Im Netz durften die Fans zwei Lieder wählen

Im Internet durfte das Publikum zwei Titel aus Lasts Repertoire an Eigenkompositionen bestimmen. „Der einsame Hirte“ heißt das erste dieser Wunschstücke, und jeder kennt es: Die Menge in der Porsche-Arena seufzt, als die Panflöte sie zurück in die 1970er Jahre lockt.
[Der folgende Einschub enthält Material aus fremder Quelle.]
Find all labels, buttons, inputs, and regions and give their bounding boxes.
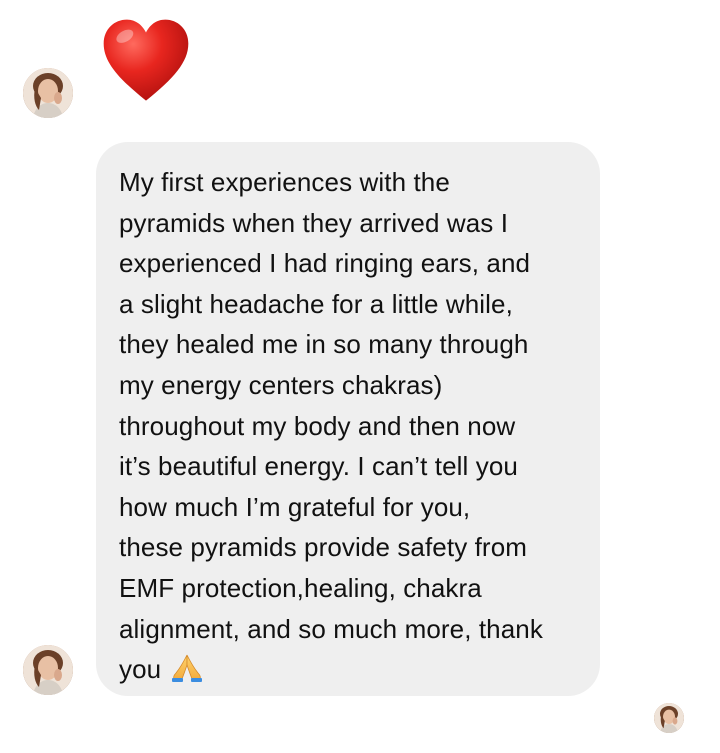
red-heart-icon[interactable] [100,16,192,108]
folded-hands-icon [169,653,205,683]
message-text: My first experiences with the pyramids w… [119,167,543,685]
read-receipt-avatar [654,703,684,733]
sender-avatar[interactable] [23,68,73,118]
avatar-image [23,645,73,695]
avatar-image [654,703,684,733]
sender-avatar[interactable] [23,645,73,695]
avatar-image [23,68,73,118]
message-bubble[interactable]: My first experiences with the pyramids w… [96,142,600,696]
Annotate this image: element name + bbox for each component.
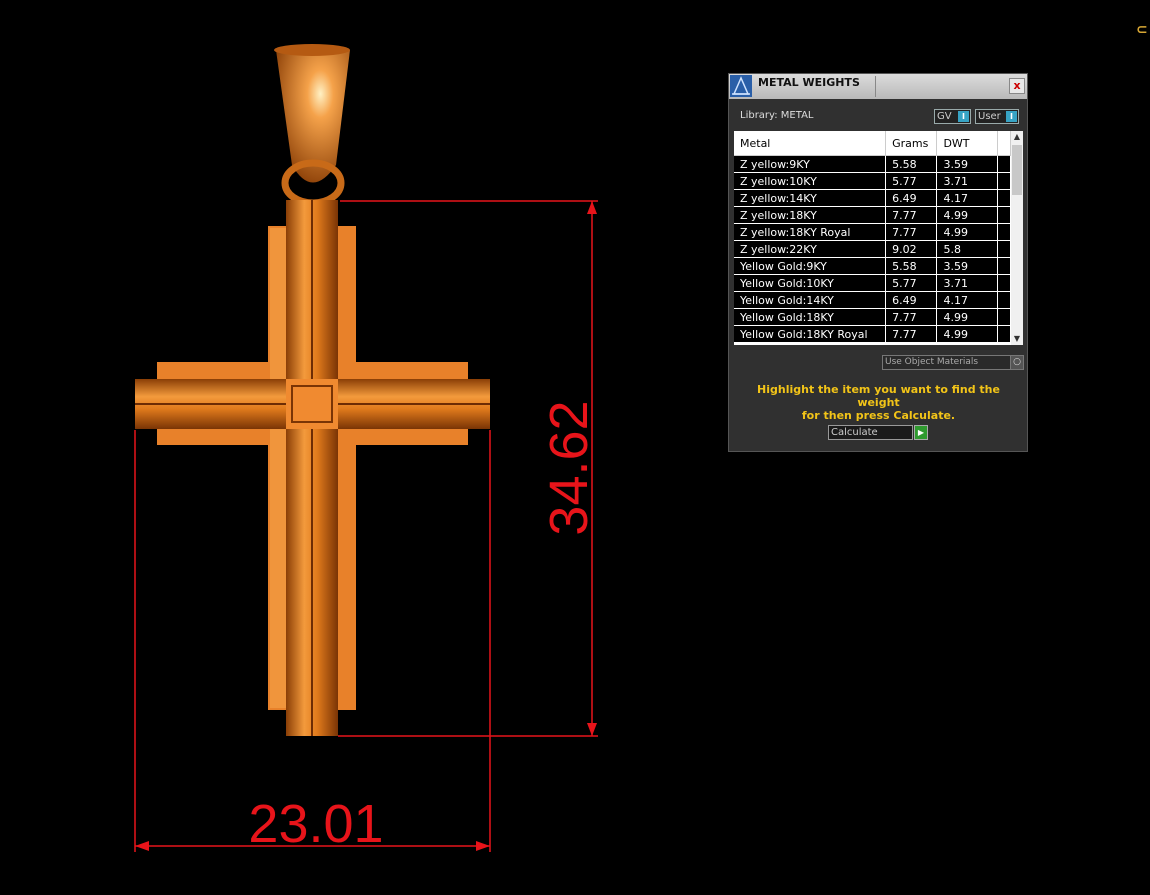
metal-cell: Z yellow:22KY <box>734 240 887 258</box>
row-padding-cell <box>997 308 1012 326</box>
column-header-extra <box>997 131 1012 156</box>
column-header-dwt[interactable]: DWT <box>936 131 998 156</box>
table-row[interactable]: Z yellow:14KY 6.49 4.17 <box>734 189 1012 207</box>
dwt-cell: 5.8 <box>936 240 998 258</box>
grams-cell: 6.49 <box>885 291 938 309</box>
gv-switch: I <box>958 111 969 122</box>
dwt-cell: 3.71 <box>936 172 998 190</box>
dwt-cell: 3.71 <box>936 274 998 292</box>
grams-cell: 6.49 <box>885 189 938 207</box>
grams-cell: 9.02 <box>885 240 938 258</box>
table-row[interactable]: Yellow Gold:14KY 6.49 4.17 <box>734 291 1012 309</box>
metal-cell: Yellow Gold:14KY <box>734 291 887 309</box>
dwt-cell: 4.99 <box>936 325 998 343</box>
table-row[interactable]: Yellow Gold:18KY Royal 7.77 4.99 <box>734 325 1012 343</box>
dwt-cell: 3.59 <box>936 155 998 173</box>
column-header-metal[interactable]: Metal <box>734 131 887 156</box>
calculate-button[interactable]: ▶ <box>914 425 928 440</box>
scroll-up-icon[interactable]: ▲ <box>1011 131 1023 143</box>
dwt-cell: 4.99 <box>936 223 998 241</box>
cross-pendant[interactable] <box>135 44 490 736</box>
metal-cell: Yellow Gold:18KY Royal <box>734 325 887 343</box>
table-row[interactable]: Z yellow:10KY 5.77 3.71 <box>734 172 1012 190</box>
panel-titlebar[interactable]: METAL WEIGHTS x <box>729 74 1027 99</box>
dwt-cell: 4.17 <box>936 291 998 309</box>
metal-cell: Z yellow:18KY <box>734 206 887 224</box>
calculate-field[interactable]: Calculate <box>828 425 913 440</box>
row-padding-cell <box>997 240 1012 258</box>
grams-cell: 7.77 <box>885 325 938 343</box>
snap-icon[interactable]: ⊂ <box>1136 22 1148 38</box>
dwt-cell: 4.17 <box>936 189 998 207</box>
gv-toggle[interactable]: GV I <box>934 109 971 124</box>
metal-cell: Yellow Gold:18KY <box>734 308 887 326</box>
row-padding-cell <box>997 325 1012 343</box>
row-padding-cell <box>997 257 1012 275</box>
metal-weights-panel: METAL WEIGHTS x Library: METAL GV I User… <box>728 73 1028 452</box>
width-dimension-label: 23.01 <box>248 794 383 854</box>
row-padding-cell <box>997 291 1012 309</box>
grams-cell: 5.77 <box>885 274 938 292</box>
grams-cell: 5.58 <box>885 257 938 275</box>
row-padding-cell <box>997 172 1012 190</box>
table-scrollbar[interactable]: ▲ ▼ <box>1011 131 1023 345</box>
dimension-lines <box>134 200 598 852</box>
grams-cell: 7.77 <box>885 308 938 326</box>
metal-cell: Yellow Gold:9KY <box>734 257 887 275</box>
dwt-cell: 3.59 <box>936 257 998 275</box>
row-padding-cell <box>997 155 1012 173</box>
use-object-materials-field[interactable]: Use Object Materials <box>882 355 1012 370</box>
row-padding-cell <box>997 274 1012 292</box>
table-row[interactable]: Z yellow:22KY 9.02 5.8 <box>734 240 1012 258</box>
metal-cell: Yellow Gold:10KY <box>734 274 887 292</box>
table-row[interactable]: Yellow Gold:9KY 5.58 3.59 <box>734 257 1012 275</box>
dwt-cell: 4.99 <box>936 206 998 224</box>
dwt-cell: 4.99 <box>936 308 998 326</box>
table-row[interactable]: Yellow Gold:18KY 7.77 4.99 <box>734 308 1012 326</box>
grams-cell: 5.77 <box>885 172 938 190</box>
row-padding-cell <box>997 223 1012 241</box>
user-toggle[interactable]: User I <box>975 109 1019 124</box>
titlebar-divider <box>875 76 876 97</box>
grams-cell: 7.77 <box>885 206 938 224</box>
table-row[interactable]: Z yellow:18KY Royal 7.77 4.99 <box>734 223 1012 241</box>
metal-table[interactable]: Metal Grams DWT Z yellow:9KY 5.58 3.59 Z ye… <box>734 131 1023 345</box>
use-object-materials-toggle[interactable]: ○ <box>1010 355 1024 370</box>
table-row[interactable]: Z yellow:9KY 5.58 3.59 <box>734 155 1012 173</box>
grams-cell: 5.58 <box>885 155 938 173</box>
metal-cell: Z yellow:18KY Royal <box>734 223 887 241</box>
library-label: Library: METAL <box>740 110 814 121</box>
row-padding-cell <box>997 189 1012 207</box>
metal-cell: Z yellow:10KY <box>734 172 887 190</box>
user-switch: I <box>1006 111 1017 122</box>
table-row[interactable]: Z yellow:18KY 7.77 4.99 <box>734 206 1012 224</box>
panel-title: METAL WEIGHTS <box>758 76 860 89</box>
table-row[interactable]: Yellow Gold:10KY 5.77 3.71 <box>734 274 1012 292</box>
metal-cell: Z yellow:9KY <box>734 155 887 173</box>
height-dimension-label: 34.62 <box>539 400 599 535</box>
row-padding-cell <box>997 206 1012 224</box>
scroll-thumb[interactable] <box>1012 145 1022 195</box>
instruction-text: Highlight the item you want to find the … <box>757 383 1000 422</box>
column-header-grams[interactable]: Grams <box>885 131 938 156</box>
close-button[interactable]: x <box>1009 78 1025 94</box>
scale-icon <box>730 75 752 97</box>
metal-cell: Z yellow:14KY <box>734 189 887 207</box>
scroll-down-icon[interactable]: ▼ <box>1011 333 1023 345</box>
grams-cell: 7.77 <box>885 223 938 241</box>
Beim zweiten Wunsch des Publikums handelt es sich um „Biscaya“, veröffentlicht 1981 – und erneut wird schon bei den ersten Takten Wiedererkennen hörbar in der Halle: „Das haben wir lange nicht gespielt“, sagt James Last. „Aber es ist ein Riesenhit gewesen!“

Lasts Platz ist inmitten der Band, zwischen Piano, Percussion, Bass und E-Gitarre, Keyboard und den drei Bläsern, die nach der Pause in himmelblauen Anzügen auf der Bühne erscheinen. „Diese Truppe“, sagt der Chef, „ist eigentlich, wie immer, eine richtige Familie.“

Zu ihr gehört bei James Lasts letzter Tournee auch der Chor mit drei Sängerinnen und zwei Sängern, Stimmen, die den zeitlos glücklichen Klang des Orchesters mit starken, bunten Auftritten bereichern. Erlend Krauser heißt ein anderes Familienmitglied, ein Mann in Schwarz mit weißem Haar, der auf seiner Gitarre ein ätherisches Solo spielt, und auch Joe Dorff gehört dazu. „Was singst du uns heute, Joe?“, fragt ihn James Last, und der Mann am Flügel singt: „You are so beautiful“.

Die Abschiedslieder machen nur den ersten Teil des Finales aus, bei James Lasts letztem Konzert in Stuttgart – Brahms’ Gute-Nacht-Melodie schmeichelt wunderbar, aber der Bandleader will schwungvoll in Erinnerung bleiben: Mit einem „Party Rock“ schickt er seine Fans nach Hause.